3.2.4. Monosaccharide profiling of polysaccharide fractions of the amla pomace sweetmeat. Polysaccharides are synthesized through dehydration and condensation of various monosaccharide units. Identifying the types and amounts of these monosaccharides is crucial for further understanding the conformation and structure–activity relationships of polysaccharides.40 Therefore, the polysaccharides present in the amla pomace sweetmeat were first extracted, followed by their isolation and purification using methods described in the materials and methods section. Further, its monosaccharide composition was analysed using GC-MS. During the experiment, the multiple freeze–thaw cycles, depigmentation using 30% H2O2, dialysis, and freeze-drying of the sweetmeat sample resulted in the polysaccharide fraction powder. The purity of the obtained polysaccharide fraction was determined to be 99.01%, based on the area normalization method. This indicated that the obtained powder was a homogeneous polysaccharide, making it suitable for further analysis of monosaccharide composition. The GC-MS chromatogram for analysis of the monosaccharide composition of the polysaccharide fraction isolated from the amla-pomace sweetmeat is illustrated as Fig. 7. The results showed that the polysaccharide was composed of galactose, galacturonic acid, arabinose, and rhamnose in the molar ratio 41.4%:15.6%:12.9%:13.8%. Also, xylose, glucose and mannose were detected in smaller quantities. The presence of these monosaccharides in amla pomace sweetmeat is seconded by the fact that polysaccharides present in gooseberry are reported to be composed of galacturonic acid, galactose, rhamnose, arabinose, glucose, xylose and mannose.41 Besides, polysaccharides found in coconut have been reported to consist of xylose, arabinose, galacturonic acid, galactose and glucose.42
 |
| Fig. 7 GC-MS chromatogram for the monosaccharide composition of the polysaccharide isolated from amla pomace sweetmeat (1-xylose; 2- mannose; 3- glucose; 4- rhamnose; 5- galacturonic acid; 6- arabinose; 7- galactose). | |
4 Conclusion
Amla pomace, a by-product of amla juice extraction, is particularly abundant in vitamin C, phytochemicals, and dietary fibre, and shows strong potential in functional food development. This study explored the incorporation of amla pomace into dairy-based sweetmeats as a partial replacement for khoa to enhance their nutritional and functional properties. Fuzzy logic modelling of sensory data showed that replacement of khoa with amla pomace was very well accepted, with samples containing 30% khoa, 22.5% amla pomace, 7.5% desiccated coconut, and 40% sugar (S4) as the best sweetmeat sample. Besides, the preference ranking of samples based on their similarity values was S4 > S3 > S2 > S1 > S5 > S6. The selected sensory attributes were found to follow the general order of preference for the sweetmeats' quality criteria as follows OA > BT > F > CA. Furthermore, the best functional sweetmeat sample (S4) was found to contain 3.97% dietary fiber and significantly higher levels of ascorbic acid (98.71 mg/100 g) and phenolics (54.65 mg GAE/g), although fat and protein contents were slightly lower than those of the control. Also, the former sample exhibited increased hardness, cohesiveness, and chewiness. Besides, monosaccharides such as galactose, arabinose, glucose, and others were identified in polysaccharides isolated from amla pomace sweetmeat. Overall, the study confirms that amla pomace is a potential ingredient and can be utilized for the development of various food formulations with promising sensory and health attributes. Besides, the results also reveal that the sensory attributes of APS stored for 6 days under ambient conditions were found to be at par with the fresh samples. However, there is further scope of research to examine the effect of storage on the textural, nutritional, and microbial quality of amla pomace sweetmeat.
Data availability
The supporting data in the study will be provided by the corresponding author upon the appropriate request.
Author contributions
The author SF wrote the first draft of the manuscript. VK contributed as the senior author to critically revise the manuscript and gave its final shape. All authors have read, critically reviewed, and approved the final manuscript.
Conflicts of interest
The authors declare that there is no conflict of interests.

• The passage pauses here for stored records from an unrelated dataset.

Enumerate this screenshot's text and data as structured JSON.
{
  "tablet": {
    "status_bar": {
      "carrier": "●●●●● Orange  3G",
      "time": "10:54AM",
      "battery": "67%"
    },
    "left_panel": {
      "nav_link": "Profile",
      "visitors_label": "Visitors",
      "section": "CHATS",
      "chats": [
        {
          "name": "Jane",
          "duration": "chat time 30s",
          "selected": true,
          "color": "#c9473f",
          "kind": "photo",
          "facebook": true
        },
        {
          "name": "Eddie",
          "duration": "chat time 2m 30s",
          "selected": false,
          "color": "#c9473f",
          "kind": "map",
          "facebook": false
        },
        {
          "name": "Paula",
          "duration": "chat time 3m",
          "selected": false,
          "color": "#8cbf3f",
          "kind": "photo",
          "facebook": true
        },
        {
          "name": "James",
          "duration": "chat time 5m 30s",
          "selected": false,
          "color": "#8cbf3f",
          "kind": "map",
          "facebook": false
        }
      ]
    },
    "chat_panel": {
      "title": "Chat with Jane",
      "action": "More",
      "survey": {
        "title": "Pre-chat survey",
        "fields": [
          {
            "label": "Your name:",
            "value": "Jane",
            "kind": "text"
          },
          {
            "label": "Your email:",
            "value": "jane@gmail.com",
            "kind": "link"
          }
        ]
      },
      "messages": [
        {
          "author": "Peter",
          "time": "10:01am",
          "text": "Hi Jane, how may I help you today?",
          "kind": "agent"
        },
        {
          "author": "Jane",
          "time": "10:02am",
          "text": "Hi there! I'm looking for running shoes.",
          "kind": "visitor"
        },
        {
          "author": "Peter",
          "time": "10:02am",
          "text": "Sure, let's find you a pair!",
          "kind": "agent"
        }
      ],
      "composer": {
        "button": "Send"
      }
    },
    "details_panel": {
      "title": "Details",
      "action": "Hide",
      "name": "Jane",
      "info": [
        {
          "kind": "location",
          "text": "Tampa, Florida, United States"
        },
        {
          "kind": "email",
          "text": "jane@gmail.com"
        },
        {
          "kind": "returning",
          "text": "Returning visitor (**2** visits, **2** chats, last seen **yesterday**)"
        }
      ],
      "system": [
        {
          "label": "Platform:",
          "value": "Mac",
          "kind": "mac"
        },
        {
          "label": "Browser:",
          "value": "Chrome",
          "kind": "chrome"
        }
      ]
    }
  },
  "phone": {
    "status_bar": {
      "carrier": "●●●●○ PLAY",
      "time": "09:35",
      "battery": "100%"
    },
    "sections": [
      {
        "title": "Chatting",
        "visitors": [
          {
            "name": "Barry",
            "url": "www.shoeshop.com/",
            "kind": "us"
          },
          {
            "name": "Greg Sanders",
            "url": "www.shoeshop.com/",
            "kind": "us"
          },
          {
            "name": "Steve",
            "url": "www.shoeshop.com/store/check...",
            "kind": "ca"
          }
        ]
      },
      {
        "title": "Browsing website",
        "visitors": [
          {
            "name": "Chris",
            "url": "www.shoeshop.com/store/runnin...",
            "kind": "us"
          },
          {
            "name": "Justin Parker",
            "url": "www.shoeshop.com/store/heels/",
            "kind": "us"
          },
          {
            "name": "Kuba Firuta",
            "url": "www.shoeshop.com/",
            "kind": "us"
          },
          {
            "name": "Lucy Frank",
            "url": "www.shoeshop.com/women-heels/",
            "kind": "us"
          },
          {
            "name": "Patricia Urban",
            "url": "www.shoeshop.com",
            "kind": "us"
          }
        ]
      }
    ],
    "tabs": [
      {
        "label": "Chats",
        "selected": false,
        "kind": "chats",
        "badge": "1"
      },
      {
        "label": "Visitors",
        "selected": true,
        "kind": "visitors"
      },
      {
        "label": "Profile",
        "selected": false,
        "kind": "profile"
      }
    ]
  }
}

Sustainability spotlight statement
Countries around the globe are struggling with organic waste management due to the constant increase in waste generated in food processing units; hence, efforts to decrease food loss and waste together with steps to use the generated waste are necessary. Pomace, as a significant by-product of the juice processing industry, is projected to be underutilized, with only 20% of the total produced mass being used as organic fertilizer, animal feed or a substrate for fermentation. However, its full potential is yet to be explored owing to it being an abundantly opulent source of polyphenols, dietary fibre, vitamins, minerals, etc. Further, its utilization as a functional ingredient in food products would enhance its nutritional, functional, textural and sensory profiles. In addition, exploration of a sustainable method for using the generated waste will ensure improved efficiency of the food system and food security, while contributing to environmental sustainability. Therefore, this study, based on the valorisation of amla pomace for development of sweetmeats contributes to the United Nations sustainability development goals: good health and well-being (SDG 3) and responsible consumption and production (SDG 12).
Acknowledgements
The authors declare that they received no funding for this research article.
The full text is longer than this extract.